Once Kaufman showed that physical progress, and shot threes as well as he did In recent months — looking more aggressive and confident than ever doing so — Purdue's model for this pairing fell into place.

"His ability to move and shoot the basketball and pass the basketball is (important). He's gonna have to be that 3/4 and he's gonna get Into some matchup situations where he's gonna have smaller people on him and at times bigger people. He's able to drive the ball, he can make Intermediate shots and he can make pull-up shots, which a lot of guys who are 6-8 or 6-9 can't."

Just as Furst's most favorable matchups may lie at the 5, Kaufman's may come at the 4, because the higher the number, the better amplified their strengths as players may be. But Painter's always put an onus on productivity over position and explored every avenue possible to get his best five on the floor and his most capable lineups.

There will be adjustments. Both players are bound to find themselves guarding smaller, quicker players at times, and that could present challenges. Furst's size and Purdue's M.O. of doubling the post on defense might make center his most manageable defensive matchup, and his quickness advantage is more pronounced against centers than it might be perimeter-oriented forwards, especially considering how often centers must contain ball-screen penetration. Conversely, Kaufman-Renn's quickness might be put to the test at the 3, which is generally a third guard for most college programs these days.

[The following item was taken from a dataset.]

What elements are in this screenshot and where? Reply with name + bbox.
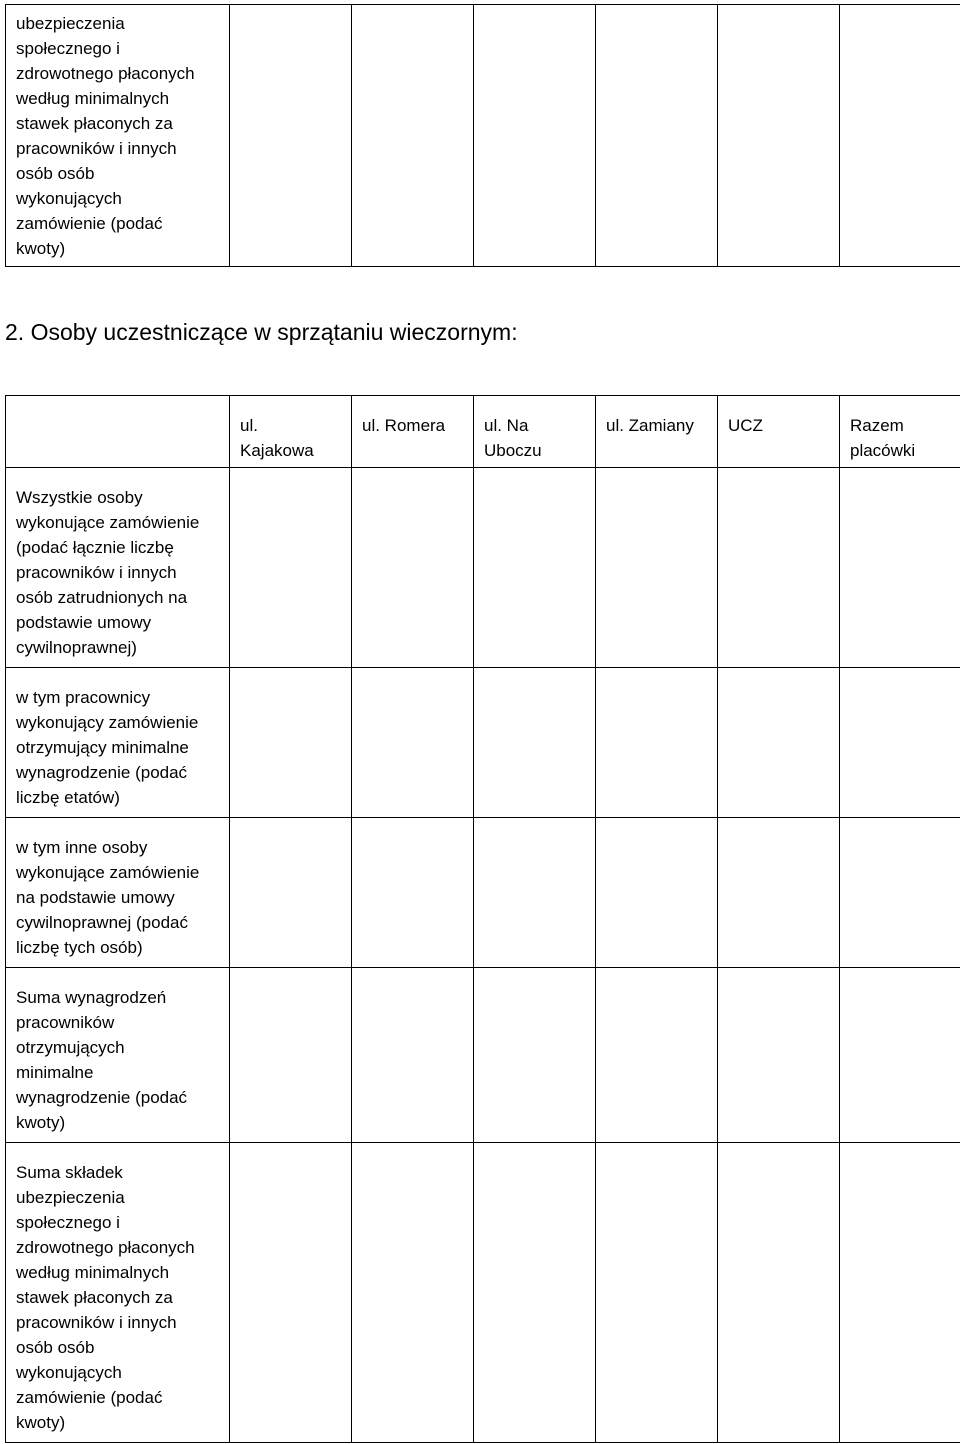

All that being said, Purdue will build around Furst and Kaufman-Renn in a variety of roles, and as Painter has always done, do what it can to put them In the best positions it can to be productive.

These are two of the most highly regarded frontcourt signees of Painter's tenure at Purdue, and both ideal fits, the coach says, drawing considerable parallels between the two.

"They're both blue-collar, hard-working, selfless, they have a lot of those same qualities," Painter said. "It's an unbelievable recipe for success."